Mail delivery of prescription medication has significantly increased in 2020 due to the pandemic, according to multiple reports. An Axios-Ipsos poll released Tuesday indicated that 19 percent of Americans had expected medication delivered by mail in the previous week. Of those, 24 percent said their expected delivery was delayed or not delivered.

Those experiencing long delays or not receiving critical medication have included current and former members of the military. The Department of Veterans Affairs, which uses the USPS for 90 percent of prescription deliveries, has experienced a nearly 25 percent delay in deliveries over last year, according to Disabled American Veterans.

"It is simply unacceptable that America's veterans, particularly those who were injured or made ill in defense of this country, should face the prospect of not receiving necessary medications in a timely manner considering such delays can be the difference between health and sickness, or even worse," the organization said in a statement on Monday.

Democrats have suggested that DeJoy, a major Trump donor who was appointed postmaster general in May despite having no USPS experience, is intentionally slowing down the mail in an effort to sabotage voting by mail. Trump has claimed that mail-in voting is rife with widespread fraud, despite using it himself repeatedly.
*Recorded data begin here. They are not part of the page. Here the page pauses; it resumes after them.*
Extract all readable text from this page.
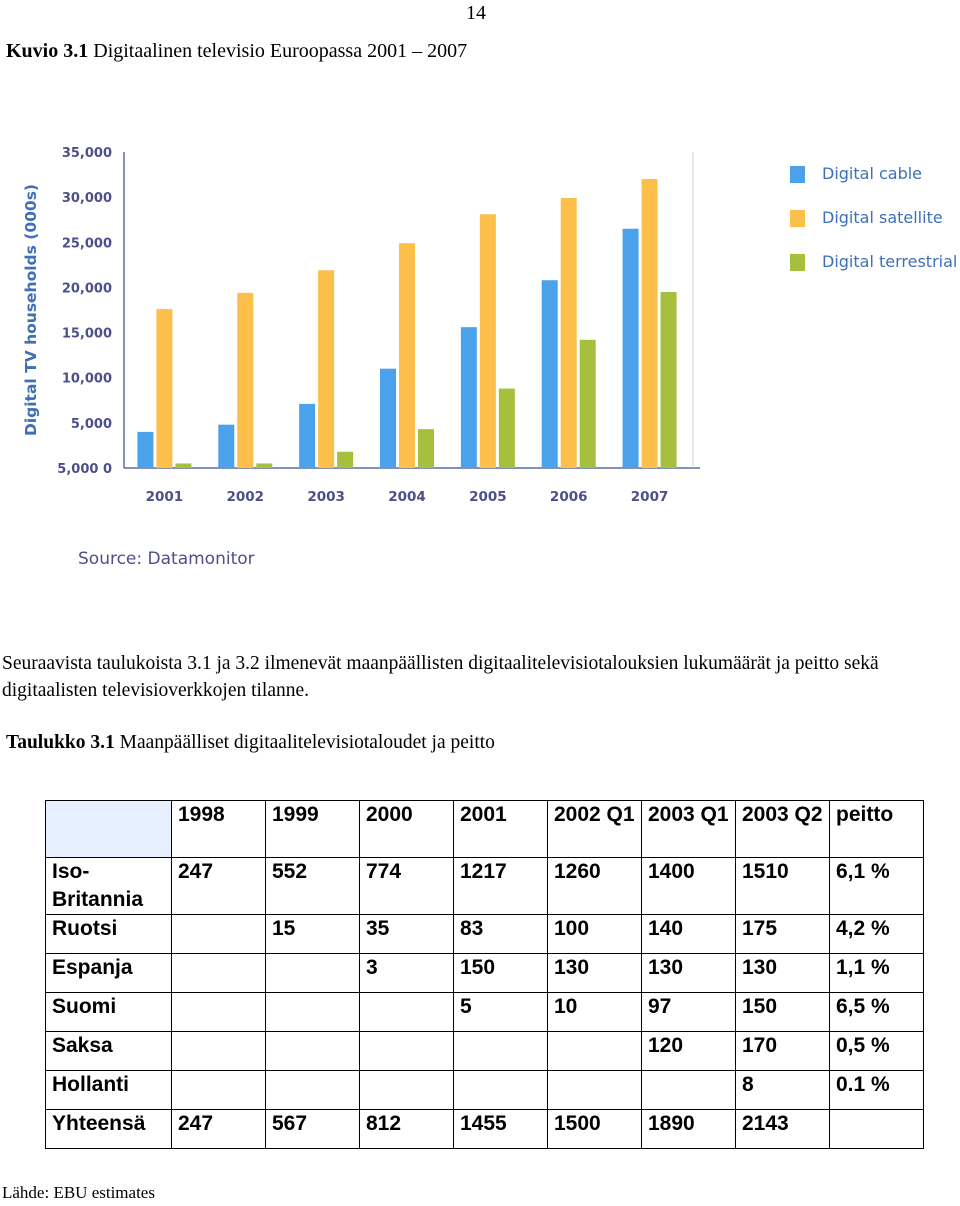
14
Kuvio 3.1 Digitaalinen televisio Euroopassa 2001 – 2007
35,000
30,000
25,000
20,000
15,000
10,000
5,000
5,000 0
Digital TV households (000s)
2001	2002	2003	2004	2005	2006	2007
Digital cable
Digital satellite
Digital terrestrial
Source: Datamonitor
Seuraavista taulukoista 3.1 ja 3.2 ilmenevät maanpäällisten digitaalitelevisiotalouksien lukumäärät ja peitto sekä digitaalisten televisioverkkojen tilanne.
Taulukko 3.1 Maanpäälliset digitaalitelevisiotaloudet ja peitto
	1998	1999	2000	2001	2002 Q1	2003 Q1	2003 Q2	peitto
Iso-Britannia	247	552	774	1217	1260	1400	1510	6,1 %
Ruotsi		15	35	83	100	140	175	4,2 %
Espanja			3	150	130	130	130	1,1 %
Suomi				5	10	97	150	6,5 %
Saksa						120	170	0,5 %
Hollanti							8	0.1 %
Yhteensä	247	567	812	1455	1500	1890	2143	
Lähde: EBU estimates
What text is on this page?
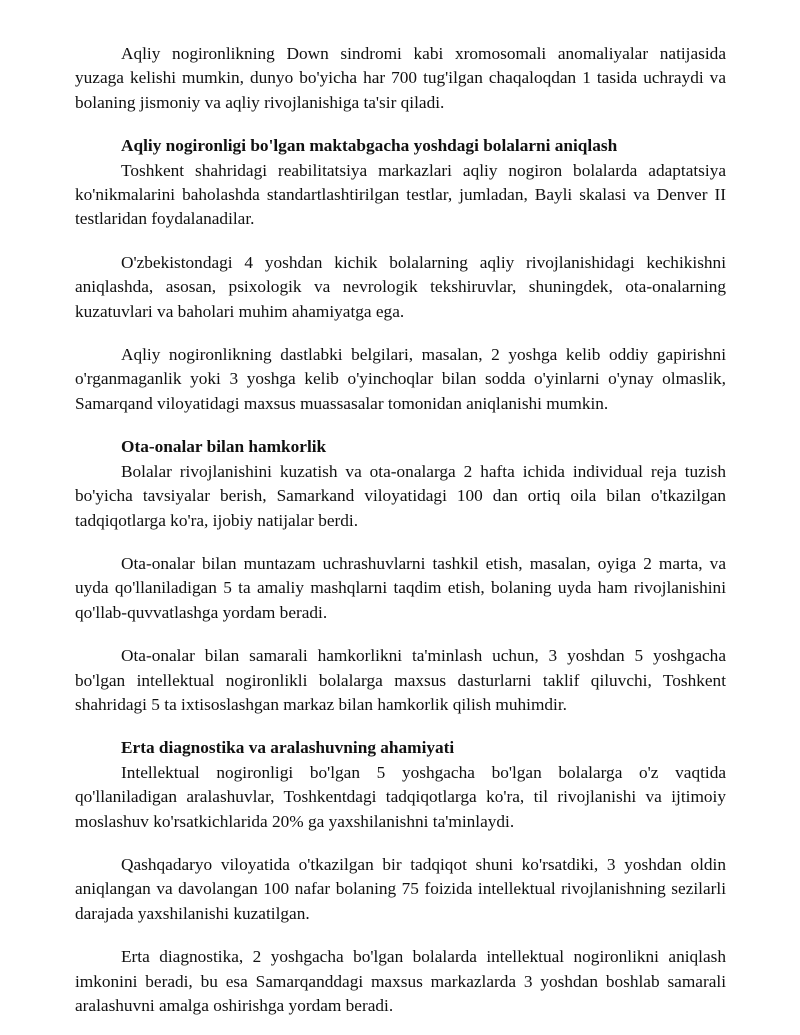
Aqliy nogironlikning Down sindromi kabi xromosomali anomaliyalar natijasida yuzaga kelishi mumkin, dunyo bo'yicha har 700 tug'ilgan chaqaloqdan 1 tasida uchraydi va bolaning jismoniy va aqliy rivojlanishiga ta'sir qiladi.

Aqliy nogironligi bo'lgan maktabgacha yoshdagi bolalarni aniqlash

Toshkent shahridagi reabilitatsiya markazlari aqliy nogiron bolalarda adaptatsiya ko'nikmalarini baholashda standartlashtirilgan testlar, jumladan, Bayli skalasi va Denver II testlaridan foydalanadilar.

O'zbekistondagi 4 yoshdan kichik bolalarning aqliy rivojlanishidagi kechikishni aniqlashda, asosan, psixologik va nevrologik tekshiruvlar, shuningdek, ota-onalarning kuzatuvlari va baholari muhim ahamiyatga ega.

Aqliy nogironlikning dastlabki belgilari, masalan, 2 yoshga kelib oddiy gapirishni o'rganmaganlik yoki 3 yoshga kelib o'yinchoqlar bilan sodda o'yinlarni o'ynay olmaslik, Samarqand viloyatidagi maxsus muassasalar tomonidan aniqlanishi mumkin.

Ota-onalar bilan hamkorlik

Bolalar rivojlanishini kuzatish va ota-onalarga 2 hafta ichida individual reja tuzish bo'yicha tavsiyalar berish, Samarkand viloyatidagi 100 dan ortiq oila bilan o'tkazilgan tadqiqotlarga ko'ra, ijobiy natijalar berdi.

Ota-onalar bilan muntazam uchrashuvlarni tashkil etish, masalan, oyiga 2 marta, va uyda qo'llaniladigan 5 ta amaliy mashqlarni taqdim etish, bolaning uyda ham rivojlanishini qo'llab-quvvatlashga yordam beradi.

Ota-onalar bilan samarali hamkorlikni ta'minlash uchun, 3 yoshdan 5 yoshgacha bo'lgan intellektual nogironlikli bolalarga maxsus dasturlarni taklif qiluvchi, Toshkent shahridagi 5 ta ixtisoslashgan markaz bilan hamkorlik qilish muhimdir.

Erta diagnostika va aralashuvning ahamiyati

Intellektual nogironligi bo'lgan 5 yoshgacha bo'lgan bolalarga o'z vaqtida qo'llaniladigan aralashuvlar, Toshkentdagi tadqiqotlarga ko'ra, til rivojlanishi va ijtimoiy moslashuv ko'rsatkichlarida 20% ga yaxshilanishni ta'minlaydi.

Qashqadaryo viloyatida o'tkazilgan bir tadqiqot shuni ko'rsatdiki, 3 yoshdan oldin aniqlangan va davolangan 100 nafar bolaning 75 foizida intellektual rivojlanishning sezilarli darajada yaxshilanishi kuzatilgan.

Erta diagnostika, 2 yoshgacha bo'lgan bolalarda intellektual nogironlikni aniqlash imkonini beradi, bu esa Samarqanddagi maxsus markazlarda 3 yoshdan boshlab samarali aralashuvni amalga oshirishga yordam beradi.
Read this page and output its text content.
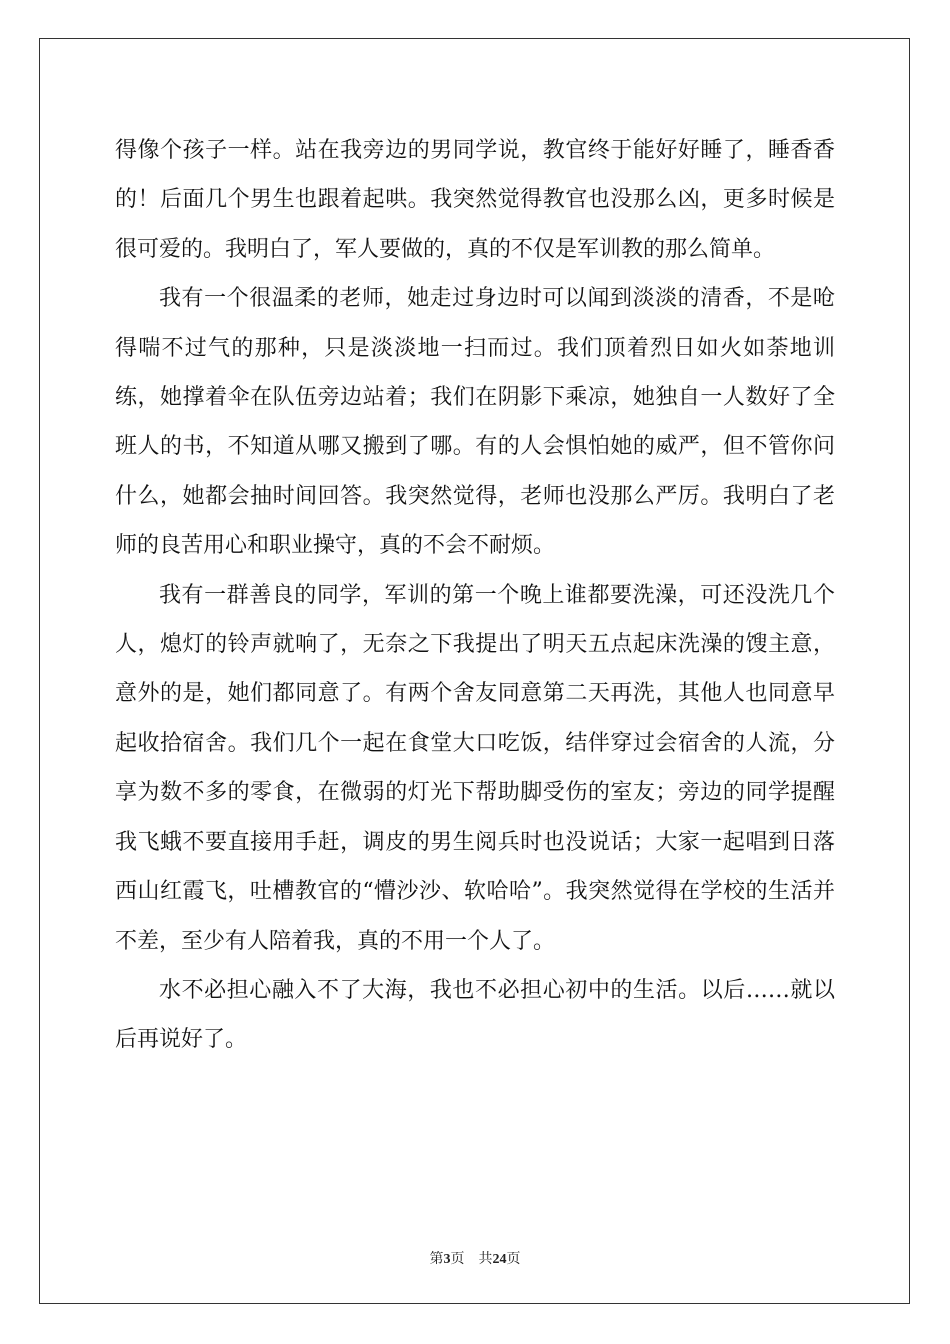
得像个孩子一样。站在我旁边的男同学说，教官终于能好好睡了，睡香香的！后面几个男生也跟着起哄。我突然觉得教官也没那么凶，更多时候是很可爱的。我明白了，军人要做的，真的不仅是军训教的那么简单。

我有一个很温柔的老师，她走过身边时可以闻到淡淡的清香，不是呛得喘不过气的那种，只是淡淡地一扫而过。我们顶着烈日如火如荼地训练，她撑着伞在队伍旁边站着；我们在阴影下乘凉，她独自一人数好了全班人的书，不知道从哪又搬到了哪。有的人会惧怕她的威严，但不管你问什么，她都会抽时间回答。我突然觉得，老师也没那么严厉。我明白了老师的良苦用心和职业操守，真的不会不耐烦。

我有一群善良的同学，军训的第一个晚上谁都要洗澡，可还没洗几个人，熄灯的铃声就响了，无奈之下我提出了明天五点起床洗澡的馊主意，意外的是，她们都同意了。有两个舍友同意第二天再洗，其他人也同意早起收拾宿舍。我们几个一起在食堂大口吃饭，结伴穿过会宿舍的人流，分享为数不多的零食，在微弱的灯光下帮助脚受伤的室友；旁边的同学提醒我飞蛾不要直接用手赶，调皮的男生阅兵时也没说话；大家一起唱到日落西山红霞飞，吐槽教官的“懵沙沙、软哈哈”。我突然觉得在学校的生活并不差，至少有人陪着我，真的不用一个人了。

水不必担心融入不了大海，我也不必担心初中的生活。以后……就以后再说好了。

第3页 共24页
Most studies show little to no fraud in mail-in voting.

Last week, a request from Warren and other Democrats led to the USPS Office of Inspector General launching a review into the policy changes DeJoy has instituted since taking office on June 16. DeJoy claimed that the slowdowns were "unintended consequences" of cost-cutting measures before announcing on Tuesday that the changes would be suspended until after election day.

However, reports later indicated that mail sorting machines that had been removed as part of the changes would not be returning. House Speaker Nancy Pelosi (D-Calif.) said that DeJoy said he "has no intention of replacing the sorting machines" during a conversation on Thursday.